Gay, Black, and Muslim: “Naz & Maalik” Challenges Easy Assumptions About Progress

Curtis Cook, Jr. and Kerwin Johnson, Jr. play the title roles in "Naz and Maalik."

Naz & Maalik is a groundbreaking film. Featuring two black, gay Muslim teenage boys, the film, written and directed by Jack Dockendorf, is based on interviews with youth living at the intersections of multiple identities.

Sure, there are plenty of movies and TV shows featuring lesbian, gay, and even transgender characters. But the vast majority of these are white. Occasionally there will be a nod towards someone who happens to be gay and a person of color. Or gay and living a religious lifestyle (such as 2001’s Trembling Before G-d, about the Orthodox Jewish community ).

But gay, POC, and Muslim? Forget it.

Which is part of what makes this film so unique. Naz & Maalik explores and makes visible the experiences of a group most Americans have never considered.

Brandon Judell, writing in HuffPost, agrees that the film offers a powerful take. But he finds one of the film’s main subplots “ridiculous” and “poorly scripted.” A government agent suspects the boys of terrorist activities, and becomes interested in their love story in a way that seems out of place—and it’s true, the writing of those scenes leaves much to be desired.

But one aspect of this subplot very much hits home. An NYC cop meets up with the FBI agent after attempting to sell the boys a gun, claiming that they almost bought it from him. The agent says at first that it doesn’t sound like a lead—until she sees the boys, and decides to trail them.

She sees that they are black and decides that they are dangerous.

The writing and acting in the scenes is awkward, but the relationship between (white) law enforcement and black youth like Naz and Maalik is unfortunately all too real.

The same can be said for the rich white man who invites Naz into his expensive loft, obviously hoping to hook up. His interest in Naz seems to be based on a fetish for cultural difference. “New York City, it’s like a Mecca for meeting new people, hmm?”A funny choice of words, given the kufi on Naz’s head.

Reviewers have noted that the film might have made more of an impact if it had stuck to the love story between the two boys and the issue that they face within their homophobic families, and scrapped the FBI subplot. Hollywood Reporter calls it a “shaky attempt at dramatic incident.” Variety claims that the film has potential, which it squanders on an “innocuously blasé hangout narrative.”

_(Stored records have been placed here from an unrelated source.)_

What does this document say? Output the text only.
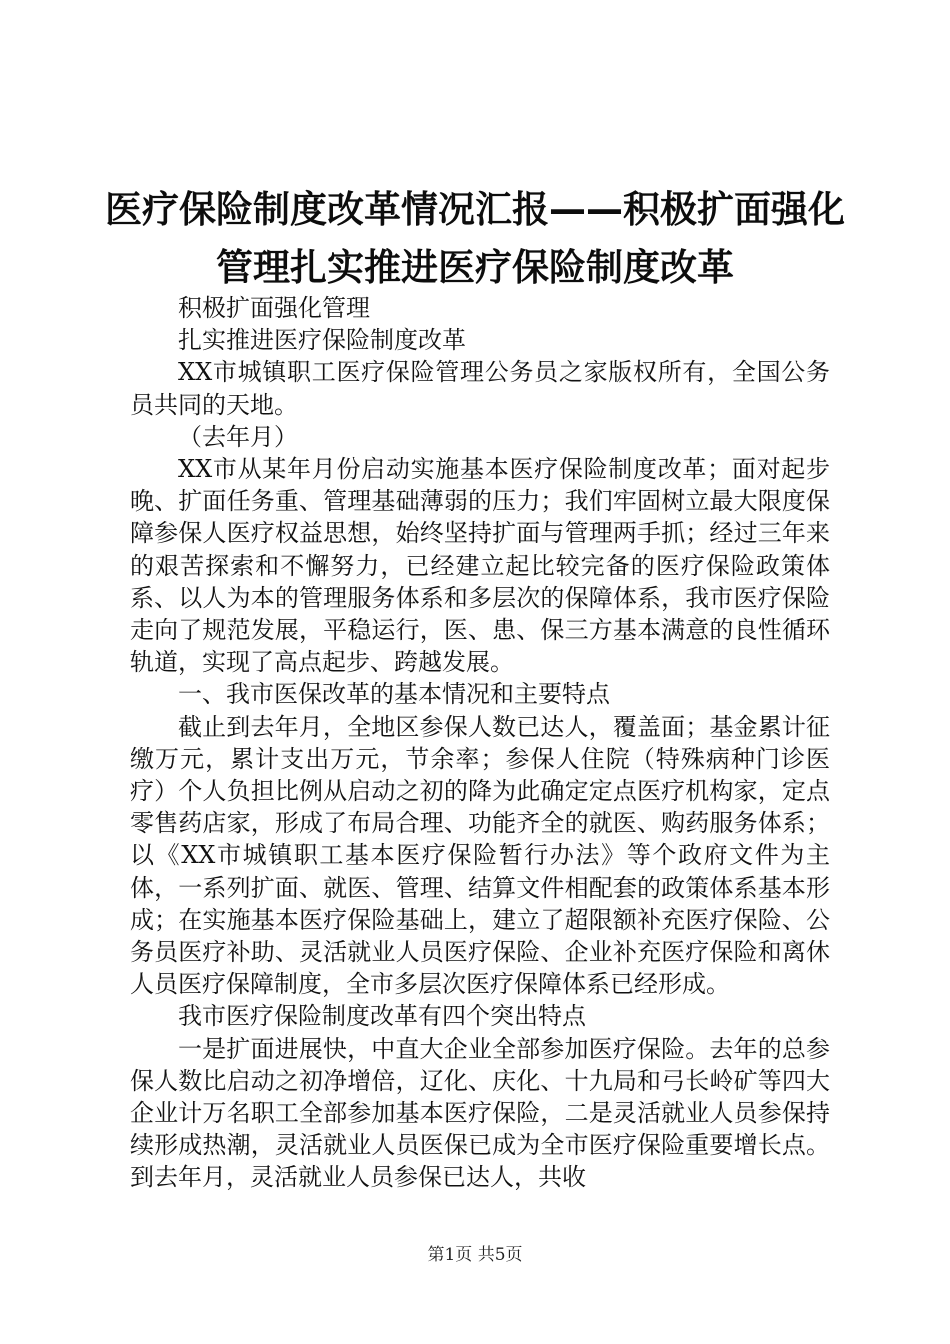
医疗保险制度改革情况汇报——积极扩面强化
管理扎实推进医疗保险制度改革

积极扩面强化管理

扎实推进医疗保险制度改革

XX市城镇职工医疗保险管理公务员之家版权所有，全国公务员共同的天地。

（去年月）

XX市从某年月份启动实施基本医疗保险制度改革；面对起步晚、扩面任务重、管理基础薄弱的压力；我们牢固树立最大限度保障参保人医疗权益思想，始终坚持扩面与管理两手抓；经过三年来的艰苦探索和不懈努力，已经建立起比较完备的医疗保险政策体系、以人为本的管理服务体系和多层次的保障体系，我市医疗保险走向了规范发展，平稳运行，医、患、保三方基本满意的良性循环轨道，实现了高点起步、跨越发展。

一、我市医保改革的基本情况和主要特点

截止到去年月，全地区参保人数已达人，覆盖面；基金累计征缴万元，累计支出万元，节余率；参保人住院（特殊病种门诊医疗）个人负担比例从启动之初的降为此确定定点医疗机构家，定点零售药店家，形成了布局合理、功能齐全的就医、购药服务体系；以《XX市城镇职工基本医疗保险暂行办法》等个政府文件为主体，一系列扩面、就医、管理、结算文件相配套的政策体系基本形成；在实施基本医疗保险基础上，建立了超限额补充医疗保险、公务员医疗补助、灵活就业人员医疗保险、企业补充医疗保险和离休人员医疗保障制度，全市多层次医疗保障体系已经形成。

我市医疗保险制度改革有四个突出特点

一是扩面进展快，中直大企业全部参加医疗保险。去年的总参保人数比启动之初净增倍，辽化、庆化、十九局和弓长岭矿等四大企业计万名职工全部参加基本医疗保险，二是灵活就业人员参保持续形成热潮，灵活就业人员医保已成为全市医疗保险重要增长点。到去年月，灵活就业人员参保已达人，共收

第1页 共5页
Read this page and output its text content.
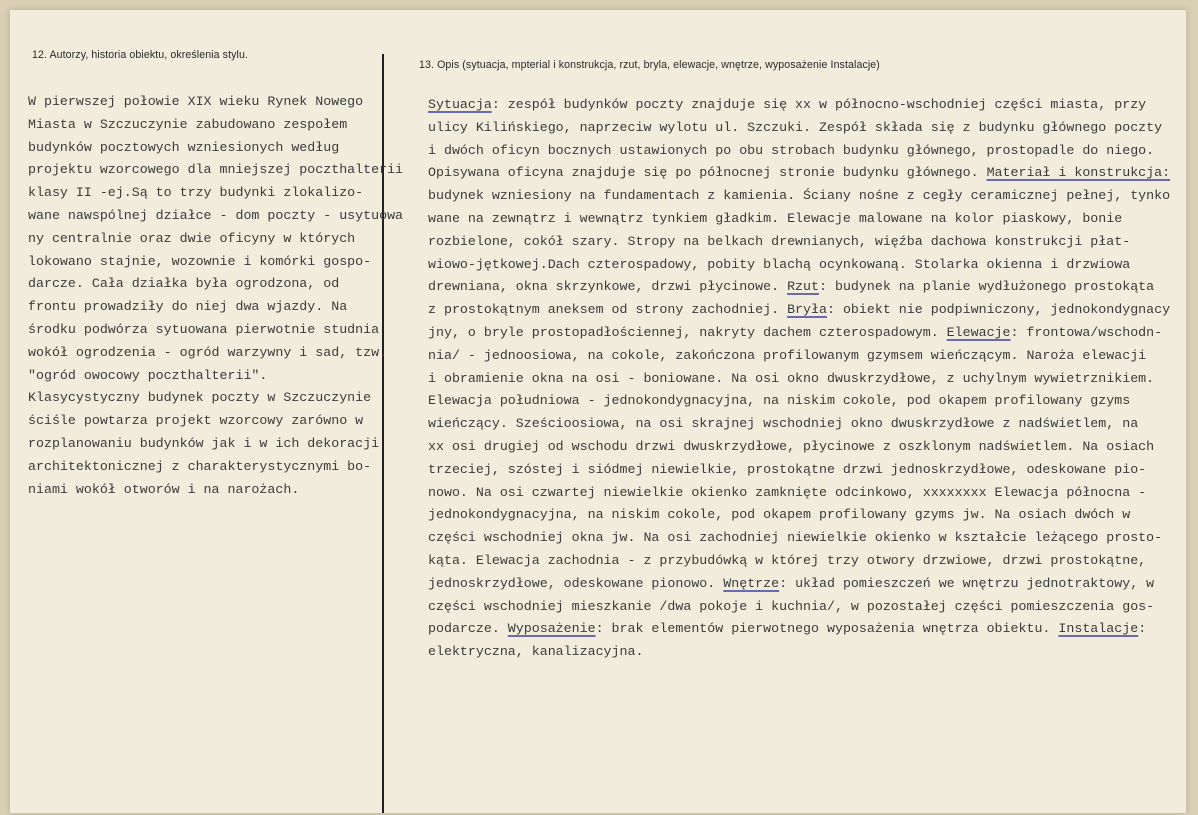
12. Autorzy, historia obiektu, określenia stylu.
13. Opis (sytuacja, mpterial i konstrukcja, rzut, bryla, elewacje, wnętrze, wyposażenie Instalacje)
W pierwszej połowie XIX wieku Rynek Nowego
Miasta w Szczuczynie zabudowano zespołem
budynków pocztowych wzniesionych według
projektu wzorcowego dla mniejszej poczthalterii
klasy II -ej.Są to trzy budynki zlokalizo-
wane nawspólnej działce - dom poczty - usytuowa
ny centralnie oraz dwie oficyny w których
lokowano stajnie, wozownie i komórki gospo-
darcze. Cała działka była ogrodzona, od
frontu prowadziły do niej dwa wjazdy. Na
środku podwórza sytuowana pierwotnie studnia
wokół ogrodzenia - ogród warzywny i sad, tzw.
"ogród owocowy poczthalterii".
Klasycystyczny budynek poczty w Szczuczynie
ściśle powtarza projekt wzorcowy zarówno w
rozplanowaniu budynków jak i w ich dekoracji
architektonicznej z charakterystycznymi bo-
niami wokół otworów i na narożach.
Sytuacja: zespół budynków poczty znajduje się xx w północno-wschodniej części miasta, przy
ulicy Kilińskiego, naprzeciw wylotu ul. Szczuki. Zespół składa się z budynku głównego poczty
i dwóch oficyn bocznych ustawionych po obu strobach budynku głównego, prostopadle do niego.
Opisywana oficyna znajduje się po północnej stronie budynku głównego. Materiał i konstrukcja:
budynek wzniesiony na fundamentach z kamienia. Ściany nośne z cegły ceramicznej pełnej, tynko
wane na zewnątrz i wewnątrz tynkiem gładkim. Elewacje malowane na kolor piaskowy, bonie
rozbielone, cokół szary. Stropy na belkach drewnianych, więźba dachowa konstrukcji płat-
wiowo-jętkowej.Dach czterospadowy, pobity blachą ocynkowaną. Stolarka okienna i drzwiowa
drewniana, okna skrzynkowe, drzwi płycinowe. Rzut: budynek na planie wydłużonego prostokąta
z prostokątnym aneksem od strony zachodniej. Bryła: obiekt nie podpiwniczony, jednokondygnacy
jny, o bryle prostopadłościennej, nakryty dachem czterospadowym. Elewacje: frontowa/wschodn-
nia/ - jednoosiowa, na cokole, zakończona profilowanym gzymsem wieńczącym. Naroża elewacji
i obramienie okna na osi - boniowane. Na osi okno dwuskrzydłowe, z uchylnym wywietrznikiem.
Elewacja południowa - jednokondygnacyjna, na niskim cokole, pod okapem profilowany gzyms
wieńczący. Sześcioosiowa, na osi skrajnej wschodniej okno dwuskrzydłowe z nadświetlem, na
xx osi drugiej od wschodu drzwi dwuskrzydłowe, płycinowe z oszklonym nadświetlem. Na osiach
trzeciej, szóstej i siódmej niewielkie, prostokątne drzwi jednoskrzydłowe, odeskowane pio-
nowo. Na osi czwartej niewielkie okienko zamknięte odcinkowo, xxxxxxxx Elewacja północna -
jednokondygnacyjna, na niskim cokole, pod okapem profilowany gzyms jw. Na osiach dwóch w
części wschodniej okna jw. Na osi zachodniej niewielkie okienko w kształcie leżącego prosto-
kąta. Elewacja zachodnia - z przybudówką w której trzy otwory drzwiowe, drzwi prostokątne,
jednoskrzydłowe, odeskowane pionowo. Wnętrze: układ pomieszczeń we wnętrzu jednotraktowy, w
części wschodniej mieszkanie /dwa pokoje i kuchnia/, w pozostałej części pomieszczenia gos-
podarcze. Wyposażenie: brak elementów pierwotnego wyposażenia wnętrza obiektu. Instalacje:
elektryczna, kanalizacyjna.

Perhaps the director was attempting to show that kids like Naz and Maalik face accusations of terrorism from the federal government because of their religious affiliation, and potential discrimination from police based on their race. An honorable goal, but not one achieved gracefully in the film.

But groups affected by multiple sites of oppression don’t often have the luxury of focusing solely on issues of coming out.

As the Hollywood Reporter‘s Sheri Linden notes, the references to government spying definitely convey the atmosphere of “intrusive monitoring.” People like Naz and Maalik have to worry about what their families might think of their sexuality, it’s true, but they also have to constantly watch their backs for mistreatment at the hands of police. Issues of group cohesion are much more critical for tight-knit minority communities—being disowned from your family can mean being rejected by the community that you have grown up in.

And if you are continuously suspected of criminal or terrorist activity from those outside the community, you might have nowhere to go.

Focusing solely on the struggles with homophobia within the boys’ families—as other reviewers have suggested—would be be problematic for another reason: this would run the risk of creating further tension between an imagined progressive (white) majority, and a regressive, homophobic (Muslim and/or black) minority. Only looking at this aspect of the boys’ lives would erase a large portion of their identities, and ignore the massive amount of discrimination that they face from outside of their community.

As Naz notes, change is not the same thing as progress.

Naz: “You think the world’s getting better?”

Maalik: “Yeah.”

Naz: “Mmm. I don’t think so. Change gets too much credit. They confuse it with progress. They don’t even realize the truth”

Lesbians and gays in the US have made great strides toward equality, but that does not mean that progress has been achieved for all—especially if this notion of progress is used as a rallying point against people of color and religious minorities.